DTPA-coupled proteins—procedures and precautions

Abstract

While demonstrating that the cyclic anhydride of diethylenetriaminepentaacetic acid (DTPA) may be used to covalently attach this chelator to proteins, it was necessary to develop several new procedures and techniques. We were able to show that coupled proteins may be labeled with indium-111 ( 111In) simply by transcomplexation from a weaker complex such as the acetate to avoid subjecting the protein, even momentarily, to the acidity of the chloride (however, we have also observed that too high a concentration of acetate and other complexing agents such as citrate will interfere with protein labeling by competing with DTPA for the radioactivity). In agreement with other investigators using bifunctional chelate methodology we have observed that trace metals may interfere with the labeling. Accordingly, we developed a simple paper Chromatographic assay which may be used to establish whether trace metals are present at interfering concentrations and to identify their sources.
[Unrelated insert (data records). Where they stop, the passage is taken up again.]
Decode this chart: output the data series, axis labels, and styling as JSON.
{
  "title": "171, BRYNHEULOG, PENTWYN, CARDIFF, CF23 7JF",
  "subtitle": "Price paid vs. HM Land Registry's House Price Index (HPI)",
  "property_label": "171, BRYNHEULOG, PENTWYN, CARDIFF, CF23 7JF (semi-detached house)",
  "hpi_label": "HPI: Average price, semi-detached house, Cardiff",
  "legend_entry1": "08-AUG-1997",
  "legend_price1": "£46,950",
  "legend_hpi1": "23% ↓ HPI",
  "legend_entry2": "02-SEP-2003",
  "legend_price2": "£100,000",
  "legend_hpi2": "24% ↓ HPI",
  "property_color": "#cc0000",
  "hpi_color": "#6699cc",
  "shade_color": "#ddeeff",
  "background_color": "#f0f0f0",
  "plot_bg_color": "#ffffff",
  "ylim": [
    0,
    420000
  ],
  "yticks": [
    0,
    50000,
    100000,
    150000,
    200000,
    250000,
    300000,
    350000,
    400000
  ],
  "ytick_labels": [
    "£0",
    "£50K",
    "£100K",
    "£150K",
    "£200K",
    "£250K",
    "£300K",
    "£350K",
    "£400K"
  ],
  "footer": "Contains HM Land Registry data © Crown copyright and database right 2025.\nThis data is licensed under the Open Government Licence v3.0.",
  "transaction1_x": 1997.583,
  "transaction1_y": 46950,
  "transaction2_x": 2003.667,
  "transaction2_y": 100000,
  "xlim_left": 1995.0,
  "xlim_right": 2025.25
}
We have also employed a hydrolyzed control assay to determine whether and to what degree the radioactivity is bound to protein other than at the DTPA groups. We have developed a simple method of measuring the average number of DTPA groups per protein molecule which involves labeling the products of coupling with 111In. Procedures used and precautions observed in the radiolabeling of proteins by these methods are discussed.